Neylson Crepalde for AWS Community Builders

Posted on

How to run Amazon EMR Serverless with --packages flag

In this previous post, we showed how to run Delta Lake on Amazon EMR Serverless. Since then, a new release was out (6.7.0) with the --packages flag implemented . This helps us getting things done with spark a lot easier. Yet, --packages flag requires some extra networking setup that most of Data Scientists and Engineers are not familiar with. Our goal is to show step by step how to do it.

First, some concept explanations

When using Spark with Java dependencies, we have two options: (1) build and insert .jar files manually in cluster or (2) pass the dependencies to the --packages flag so spark can automatically download them from maven.

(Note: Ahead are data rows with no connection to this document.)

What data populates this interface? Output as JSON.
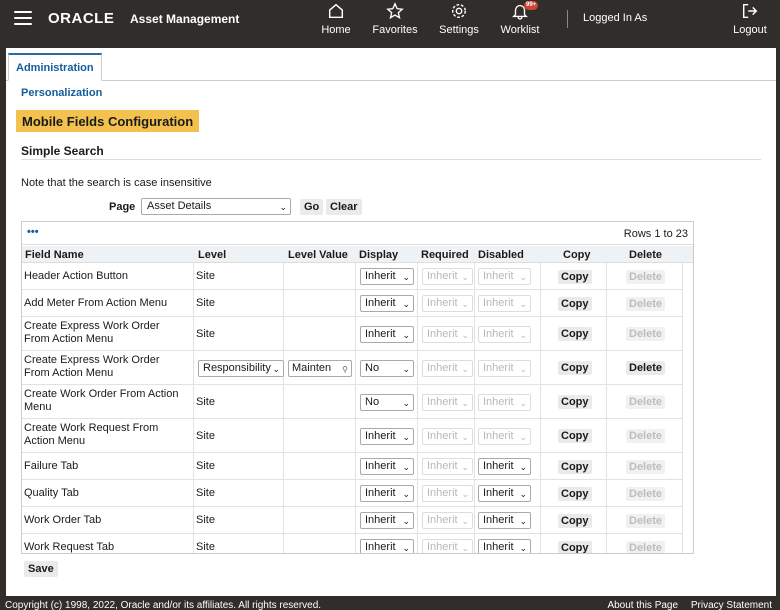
{
  "header": {
    "brand": "ORACLE",
    "app_name": "Asset Management",
    "nav": {
      "home": "Home",
      "favorites": "Favorites",
      "settings": "Settings",
      "worklist": "Worklist",
      "worklist_badge": "99+",
      "logout": "Logout"
    },
    "logged_in": "Logged In As"
  },
  "tabs": {
    "active": "Administration"
  },
  "breadcrumb": "Personalization",
  "page_title": "Mobile Fields Configuration",
  "search": {
    "section_title": "Simple Search",
    "note": "Note that the search is case insensitive",
    "page_label": "Page",
    "page_value": "Asset Details",
    "go": "Go",
    "clear": "Clear"
  },
  "table": {
    "more_icon": "•••",
    "rows_info": "Rows 1 to 23",
    "columns": {
      "field_name": "Field Name",
      "level": "Level",
      "level_value": "Level Value",
      "display": "Display",
      "required": "Required",
      "disabled": "Disabled",
      "copy": "Copy",
      "delete": "Delete"
    },
    "rows": [
      {
        "field": "Header Action Button",
        "level": "Site",
        "level_value": "",
        "display": "Inherit",
        "required": "Inherit",
        "disabled": "Inherit",
        "disabled_enabled": false,
        "copy": "Copy",
        "delete": "Delete",
        "delete_enabled": false
      },
      {
        "field": "Add Meter From Action Menu",
        "level": "Site",
        "level_value": "",
        "display": "Inherit",
        "required": "Inherit",
        "disabled": "Inherit",
        "disabled_enabled": false,
        "copy": "Copy",
        "delete": "Delete",
        "delete_enabled": false
      },
      {
        "field": "Create Express Work Order From Action Menu",
        "level": "Site",
        "level_value": "",
        "display": "Inherit",
        "required": "Inherit",
        "disabled": "Inherit",
        "disabled_enabled": false,
        "copy": "Copy",
        "delete": "Delete",
        "delete_enabled": false
      },
      {
        "field": "Create Express Work Order From Action Menu",
        "level": "Responsibility",
        "level_value": "Mainten",
        "display": "No",
        "required": "Inherit",
        "disabled": "Inherit",
        "disabled_enabled": false,
        "copy": "Copy",
        "delete": "Delete",
        "delete_enabled": true
      },
      {
        "field": "Create Work Order From Action Menu",
        "level": "Site",
        "level_value": "",
        "display": "No",
        "required": "Inherit",
        "disabled": "Inherit",
        "disabled_enabled": false,
        "copy": "Copy",
        "delete": "Delete",
        "delete_enabled": false
      },
      {
        "field": "Create Work Request From Action Menu",
        "level": "Site",
        "level_value": "",
        "display": "Inherit",
        "required": "Inherit",
        "disabled": "Inherit",
        "disabled_enabled": false,
        "copy": "Copy",
        "delete": "Delete",
        "delete_enabled": false
      },
      {
        "field": "Failure Tab",
        "level": "Site",
        "level_value": "",
        "display": "Inherit",
        "required": "Inherit",
        "disabled": "Inherit",
        "disabled_enabled": true,
        "copy": "Copy",
        "delete": "Delete",
        "delete_enabled": false
      },
      {
        "field": "Quality Tab",
        "level": "Site",
        "level_value": "",
        "display": "Inherit",
        "required": "Inherit",
        "disabled": "Inherit",
        "disabled_enabled": true,
        "copy": "Copy",
        "delete": "Delete",
        "delete_enabled": false
      },
      {
        "field": "Work Order Tab",
        "level": "Site",
        "level_value": "",
        "display": "Inherit",
        "required": "Inherit",
        "disabled": "Inherit",
        "disabled_enabled": true,
        "copy": "Copy",
        "delete": "Delete",
        "delete_enabled": false
      },
      {
        "field": "Work Request Tab",
        "level": "Site",
        "level_value": "",
        "display": "Inherit",
        "required": "Inherit",
        "disabled": "Inherit",
        "disabled_enabled": true,
        "copy": "Copy",
        "delete": "Delete",
        "delete_enabled": false
      }
    ]
  },
  "save": "Save",
  "footer": {
    "copyright": "Copyright (c) 1998, 2022, Oracle and/or its affiliates. All rights reserved.",
    "about": "About this Page",
    "privacy": "Privacy Statement"
  },
  "colors": {
    "header_bg": "#312d2a",
    "link_blue": "#145c9e",
    "title_highlight": "#f2c14e",
    "badge_red": "#c74634"
  }
}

Since release 6.7.0 of EMR Serverless, this flag is available for use.

The problem is that spark cluster must reach the internet to download packages from maven. Amazon EMR Serverless, at first, lives outside any VPC and so, cannot reach the internet. To do that, you must create your EMR application inside a VPC. However, EMR applications can only be created in private subnets which (by the way...) don't reach the internet and cannot reach S3 😭... How do we fix this?

Step one: networking

The diagram below shows the whole network structure that is necessary:

Network diagram

This is easily created on AWS in the VPC interface. Click the Create VPC button and select VPC and more. AWS does the heavy lifting and provides a design for a VPC with 2 public subnets, 2 private subnets, internet gateway, the necessary route tables and an S3-endpoint (so resources inside the VPC can reach S3).

Create VPC

You can set the Number of availability zones to 1 if you want but in order to have high availability, you should work with, at least, 2 AZ's.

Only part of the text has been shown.